Now that he’d basked in her forgiving smile, he would do anything to keep her from knowing he had killed the little sister he adored.
Chapter 14
Rico led Lily to a tiny cove between a stand of large rocks. Though they were secluded within, the sun shone upon them with joyous fury.
Simple pleasures seduced faster than gold and diamonds. For a single night in her bed, Lily had been offered both. Such suggestions had always left her cold.
But an hour in the sun, sitting between Rico’s legs, her back against his chest as they watched the river wander past, tempted her to offer him a thousand nights and more.
Rico was quiet, too quiet for him, as he chewed on some secret he thought he should tell her. His long, clever fingers had loosened her hair, and he worked at the tangles until the strands flowed freely over his thighs and chest.
“I could care less what you’ve done.”
His hand jerked, pulling her hair. She kept her gaze on the water, hoping he would relax and tell her what he was hiding, even as she prayed he would not.
“It is easy not to care when you do not know.”
“Your friends don’t care. Why should I? What you do now is what matters, Rico.”
“Is that so? You were thinking something like this, perhaps?” He drew her head to the side and kissed her neck.

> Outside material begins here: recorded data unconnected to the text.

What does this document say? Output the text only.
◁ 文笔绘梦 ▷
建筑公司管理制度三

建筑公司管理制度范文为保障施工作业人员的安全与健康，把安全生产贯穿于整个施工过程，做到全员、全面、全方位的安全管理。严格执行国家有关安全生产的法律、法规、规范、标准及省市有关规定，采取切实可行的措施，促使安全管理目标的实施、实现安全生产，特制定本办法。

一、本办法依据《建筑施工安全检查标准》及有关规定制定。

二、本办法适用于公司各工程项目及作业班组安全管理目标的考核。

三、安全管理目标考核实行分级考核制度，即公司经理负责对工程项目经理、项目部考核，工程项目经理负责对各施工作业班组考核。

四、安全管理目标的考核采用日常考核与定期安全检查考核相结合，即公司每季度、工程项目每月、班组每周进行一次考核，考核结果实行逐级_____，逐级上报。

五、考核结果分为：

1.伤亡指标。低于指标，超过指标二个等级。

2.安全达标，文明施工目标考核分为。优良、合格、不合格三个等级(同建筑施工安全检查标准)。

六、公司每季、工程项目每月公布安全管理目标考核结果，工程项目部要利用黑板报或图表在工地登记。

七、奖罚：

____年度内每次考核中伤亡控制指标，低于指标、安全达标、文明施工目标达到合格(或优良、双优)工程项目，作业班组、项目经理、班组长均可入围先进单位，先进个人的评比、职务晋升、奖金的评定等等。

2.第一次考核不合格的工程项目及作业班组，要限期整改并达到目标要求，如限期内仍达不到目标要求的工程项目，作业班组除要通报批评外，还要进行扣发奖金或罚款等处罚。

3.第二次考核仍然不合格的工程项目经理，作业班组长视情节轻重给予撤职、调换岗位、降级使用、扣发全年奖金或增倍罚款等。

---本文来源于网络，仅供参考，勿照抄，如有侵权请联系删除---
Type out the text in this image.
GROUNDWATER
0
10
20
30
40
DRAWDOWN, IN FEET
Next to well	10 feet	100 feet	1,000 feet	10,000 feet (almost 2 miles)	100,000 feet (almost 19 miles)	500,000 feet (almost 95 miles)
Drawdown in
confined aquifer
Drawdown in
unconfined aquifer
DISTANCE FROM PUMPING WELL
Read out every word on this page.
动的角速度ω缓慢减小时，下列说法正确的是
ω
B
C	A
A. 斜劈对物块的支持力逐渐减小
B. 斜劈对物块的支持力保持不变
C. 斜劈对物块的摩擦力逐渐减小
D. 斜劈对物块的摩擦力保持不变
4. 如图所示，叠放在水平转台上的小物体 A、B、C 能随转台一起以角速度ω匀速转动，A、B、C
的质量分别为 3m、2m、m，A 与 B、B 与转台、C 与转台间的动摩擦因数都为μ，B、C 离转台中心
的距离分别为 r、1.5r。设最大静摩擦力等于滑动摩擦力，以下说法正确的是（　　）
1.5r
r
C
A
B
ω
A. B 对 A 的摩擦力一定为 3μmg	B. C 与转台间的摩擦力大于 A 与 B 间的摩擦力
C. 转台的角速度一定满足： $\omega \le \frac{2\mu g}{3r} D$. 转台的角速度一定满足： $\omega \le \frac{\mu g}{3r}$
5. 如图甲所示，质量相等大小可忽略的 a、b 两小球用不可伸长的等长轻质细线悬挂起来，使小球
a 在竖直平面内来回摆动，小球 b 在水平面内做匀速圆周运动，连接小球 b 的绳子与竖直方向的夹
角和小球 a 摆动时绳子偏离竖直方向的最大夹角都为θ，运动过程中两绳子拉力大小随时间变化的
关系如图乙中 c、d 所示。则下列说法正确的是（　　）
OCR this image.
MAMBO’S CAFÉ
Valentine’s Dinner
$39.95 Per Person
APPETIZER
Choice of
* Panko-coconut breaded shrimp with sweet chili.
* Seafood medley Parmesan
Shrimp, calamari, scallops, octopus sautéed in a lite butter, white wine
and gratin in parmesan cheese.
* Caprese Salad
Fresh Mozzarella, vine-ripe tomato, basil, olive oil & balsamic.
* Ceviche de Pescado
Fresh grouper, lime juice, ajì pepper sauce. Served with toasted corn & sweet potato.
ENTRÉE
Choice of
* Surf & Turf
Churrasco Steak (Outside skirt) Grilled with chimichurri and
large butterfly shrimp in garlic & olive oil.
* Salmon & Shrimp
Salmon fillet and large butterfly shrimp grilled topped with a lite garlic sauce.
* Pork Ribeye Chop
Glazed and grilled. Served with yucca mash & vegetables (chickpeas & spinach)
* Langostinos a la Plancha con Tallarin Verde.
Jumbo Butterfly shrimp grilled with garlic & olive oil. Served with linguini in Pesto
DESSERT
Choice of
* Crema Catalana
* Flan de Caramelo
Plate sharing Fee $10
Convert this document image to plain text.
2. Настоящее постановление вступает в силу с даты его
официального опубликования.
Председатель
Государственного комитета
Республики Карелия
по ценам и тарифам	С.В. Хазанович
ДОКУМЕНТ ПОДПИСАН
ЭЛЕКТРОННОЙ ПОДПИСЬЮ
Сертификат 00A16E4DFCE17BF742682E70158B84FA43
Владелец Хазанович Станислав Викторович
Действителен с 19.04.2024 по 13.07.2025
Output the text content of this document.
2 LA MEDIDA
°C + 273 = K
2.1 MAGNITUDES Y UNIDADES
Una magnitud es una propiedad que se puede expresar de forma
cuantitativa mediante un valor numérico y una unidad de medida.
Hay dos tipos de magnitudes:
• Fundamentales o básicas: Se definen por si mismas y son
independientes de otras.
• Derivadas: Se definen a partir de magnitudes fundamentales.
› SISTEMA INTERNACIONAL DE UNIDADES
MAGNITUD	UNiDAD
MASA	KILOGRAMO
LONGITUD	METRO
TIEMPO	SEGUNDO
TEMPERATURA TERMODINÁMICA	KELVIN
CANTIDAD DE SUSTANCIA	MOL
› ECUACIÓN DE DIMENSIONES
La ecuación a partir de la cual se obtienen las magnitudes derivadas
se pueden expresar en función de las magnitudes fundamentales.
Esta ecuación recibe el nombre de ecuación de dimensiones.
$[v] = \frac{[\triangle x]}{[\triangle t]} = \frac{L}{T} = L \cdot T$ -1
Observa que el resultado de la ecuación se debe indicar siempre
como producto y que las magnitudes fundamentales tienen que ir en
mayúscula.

“You’re trying to distract me.”
“Is it working?” His tongue ran along the hollow beneath her jaw.
“Mmm—hmm.”
“You taste of summer and sunshine. I want to taste you all over.”
With her eyes closed against the bright daylight, she smiled.
“When you smile like that,” he whispered, “I want to teach you everything that I know.”
“I thought you already did.”
“Not by half, Lilita.” His fingers plucked at the tight collar of her gown. “From now on you will buy dresses that have buttons in the front.”
“Why?”
His hand brushed her cheek, and for some reason, perhaps the heat of the day, her eyes burned.
“Then, while we lazed by the river, I would release one button after another. As I kissed you here.” He pressed his mouth to the corner of her eye. Why did that make her shiver? “I would slip my hand inside your dress and fondle your breasts until the peaks were as hard as I am.” He pressed himself into the small of her back. Why did that make her shudder?
His tongue traced her ear; his breath blew past her cheek. The contrast made her nipples tighten and thrust against her chemise. As if he knew, his hand drifted over her bodice; his palm slid back and forth against her, barely touching her at all, yet she thought she might go mad from it.
“Turn around.” His voice had gone hoarse.
Her eyes popped open. “Now?”
“You said it only mattered to you what I did right here and now. I am happy to oblige, but it must be right here and now.” He pressed against her again. “I will not make it back to the saloon this way.”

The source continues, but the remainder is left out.